No apology needs to be made for MGM’s handsome 1952 production of Scaramouche, which has the most important of all qualities needed for swashbucklers – a sense of flair, in this case buoyed by a lilting music score by Victor Young. MGM purchased the film rights soon after the Sabatini novel was published in 1921. A year later the public flocked to see the popular Ramon Novarro in a silent filming of this spectacular tale of the adventures of a dashing nobleman in the years of the French Revolution. A generation later they lined up to see an even more splendid Technicolor version with Stewart Granger as the hero and Mel Ferrer as the villain. The hero, André Moreau, is a lighthearted playboy, supported by the stipends of his unknown father. When the payments cease he finds he is the son of the deceased Duc de Gavrillac, which is a complication because he is in love with the beautiful Aline de Gavrillac (Janet Leigh). He retreats, assuming her to be his sister, and she in turn is courted by the elegant Marquis de Maynes (Ferrer), reputedly the finest swordsman in France. The two men run afoul of each other in an argument, with Andre forced to make his escape because he cannot fence. He vows one day to have revenge. In the meantime he hides out with a theatrical troupe and assumes the disguise of a masked clown called Scaramouche, all the while taking fencing lessons from a master swordsman.

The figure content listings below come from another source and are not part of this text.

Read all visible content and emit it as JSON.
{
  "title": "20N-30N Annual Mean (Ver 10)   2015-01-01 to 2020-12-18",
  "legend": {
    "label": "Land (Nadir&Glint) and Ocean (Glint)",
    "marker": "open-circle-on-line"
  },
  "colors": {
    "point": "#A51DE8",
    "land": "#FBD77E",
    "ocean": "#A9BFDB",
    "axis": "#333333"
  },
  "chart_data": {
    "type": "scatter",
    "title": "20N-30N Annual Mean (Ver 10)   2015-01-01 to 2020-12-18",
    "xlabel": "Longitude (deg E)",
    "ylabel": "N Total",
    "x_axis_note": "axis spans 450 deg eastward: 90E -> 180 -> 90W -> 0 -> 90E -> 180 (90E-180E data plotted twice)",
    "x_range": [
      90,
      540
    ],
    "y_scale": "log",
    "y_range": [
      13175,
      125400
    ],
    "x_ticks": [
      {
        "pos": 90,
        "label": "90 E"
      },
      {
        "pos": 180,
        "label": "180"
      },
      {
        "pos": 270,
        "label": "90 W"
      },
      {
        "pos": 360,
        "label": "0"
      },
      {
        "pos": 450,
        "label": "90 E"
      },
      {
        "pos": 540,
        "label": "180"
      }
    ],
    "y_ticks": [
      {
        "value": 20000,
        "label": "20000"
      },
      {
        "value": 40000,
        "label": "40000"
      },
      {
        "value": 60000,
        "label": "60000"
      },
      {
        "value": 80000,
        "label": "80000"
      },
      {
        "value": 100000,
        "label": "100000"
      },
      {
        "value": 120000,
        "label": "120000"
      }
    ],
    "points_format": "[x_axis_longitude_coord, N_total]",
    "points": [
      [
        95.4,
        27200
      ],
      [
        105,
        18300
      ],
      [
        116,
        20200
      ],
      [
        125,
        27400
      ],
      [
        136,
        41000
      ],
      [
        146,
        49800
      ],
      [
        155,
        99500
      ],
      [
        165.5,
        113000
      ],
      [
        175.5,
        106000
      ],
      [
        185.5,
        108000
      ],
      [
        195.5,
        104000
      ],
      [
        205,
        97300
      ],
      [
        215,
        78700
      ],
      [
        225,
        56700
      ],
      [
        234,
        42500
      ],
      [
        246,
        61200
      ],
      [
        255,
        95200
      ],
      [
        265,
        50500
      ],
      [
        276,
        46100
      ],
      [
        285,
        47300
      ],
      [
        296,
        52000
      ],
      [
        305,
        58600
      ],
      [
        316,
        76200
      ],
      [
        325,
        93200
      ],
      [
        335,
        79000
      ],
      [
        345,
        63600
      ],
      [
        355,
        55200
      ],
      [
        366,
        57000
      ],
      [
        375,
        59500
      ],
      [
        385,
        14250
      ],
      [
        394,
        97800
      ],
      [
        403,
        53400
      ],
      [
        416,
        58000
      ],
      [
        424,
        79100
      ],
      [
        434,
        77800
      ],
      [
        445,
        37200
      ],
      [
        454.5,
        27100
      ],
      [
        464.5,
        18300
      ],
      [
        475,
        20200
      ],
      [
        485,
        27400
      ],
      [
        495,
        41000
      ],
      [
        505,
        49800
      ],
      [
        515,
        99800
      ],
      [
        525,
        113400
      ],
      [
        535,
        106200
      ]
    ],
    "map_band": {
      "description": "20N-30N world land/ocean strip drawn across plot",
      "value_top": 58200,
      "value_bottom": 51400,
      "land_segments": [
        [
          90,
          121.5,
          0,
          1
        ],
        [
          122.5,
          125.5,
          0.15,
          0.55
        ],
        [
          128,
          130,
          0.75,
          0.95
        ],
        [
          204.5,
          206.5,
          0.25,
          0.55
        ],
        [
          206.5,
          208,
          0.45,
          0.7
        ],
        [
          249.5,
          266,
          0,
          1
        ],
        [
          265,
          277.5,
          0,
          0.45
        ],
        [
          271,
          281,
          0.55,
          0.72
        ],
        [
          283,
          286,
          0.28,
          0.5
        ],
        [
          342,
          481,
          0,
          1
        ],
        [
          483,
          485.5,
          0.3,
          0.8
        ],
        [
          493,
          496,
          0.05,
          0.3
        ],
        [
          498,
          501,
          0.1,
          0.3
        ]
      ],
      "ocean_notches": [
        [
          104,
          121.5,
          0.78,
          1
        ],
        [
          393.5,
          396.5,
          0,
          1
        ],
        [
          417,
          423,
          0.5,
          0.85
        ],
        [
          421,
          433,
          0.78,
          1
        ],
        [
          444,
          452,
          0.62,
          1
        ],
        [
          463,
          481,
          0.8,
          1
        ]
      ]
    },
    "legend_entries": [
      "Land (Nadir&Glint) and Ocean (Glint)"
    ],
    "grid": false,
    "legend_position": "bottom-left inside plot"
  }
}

The troupe’s leading actress, Lenore (Eleanor Parker), falls in love with Andre but finds his heart is set only on Aline. Eventually Andre challenges the marquis to a duel and beats him, but for some reason hesitates to kill him. It turns out the marquis is his half-brother, that Andre is not a Gavrillac and can therefore marry his adored Aline.

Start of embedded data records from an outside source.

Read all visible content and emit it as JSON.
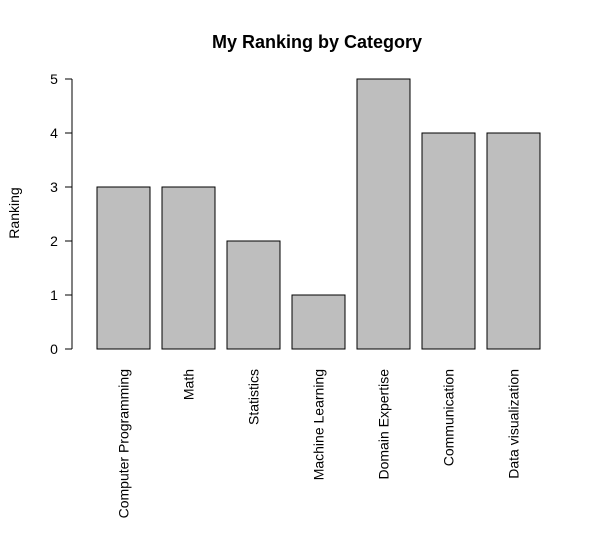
{
  "chart_data": {
    "type": "bar",
    "title": "My Ranking by Category",
    "xlabel": "",
    "ylabel": "Ranking",
    "categories": [
      "Computer Programming",
      "Math",
      "Statistics",
      "Machine Learning",
      "Domain Expertise",
      "Communication",
      "Data visualization"
    ],
    "values": [
      3,
      3,
      2,
      1,
      5,
      4,
      4
    ],
    "ylim": [
      0,
      5
    ],
    "yticks": [
      "0",
      "1",
      "2",
      "3",
      "4",
      "5"
    ],
    "grid": false,
    "legend": "none",
    "bar_color": "#bebebe",
    "bar_border_color": "#000000"
  }
}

A beautifully balanced film of romance and heroism, Scaramouche is supported all the way by the music of American-born composer Victor Young. In Hollywood since 1936, Young had garnered plenty of experience scoring such costumed epics as Reap the Wild Wind (1942) and Samson and Delilah (1949) along with adventure films like For Whom the Bell Tolls (1943) and Around the World in Eighty Days (1956). He was a master melodist whose tunes often made memorable songs – “Stella by Starlight” from his chillingly impressionistic score The Uninvited is just one example. It takes only one hearing of Young’s music for Scaramouche to know that this was a film for which he was the perfect choice.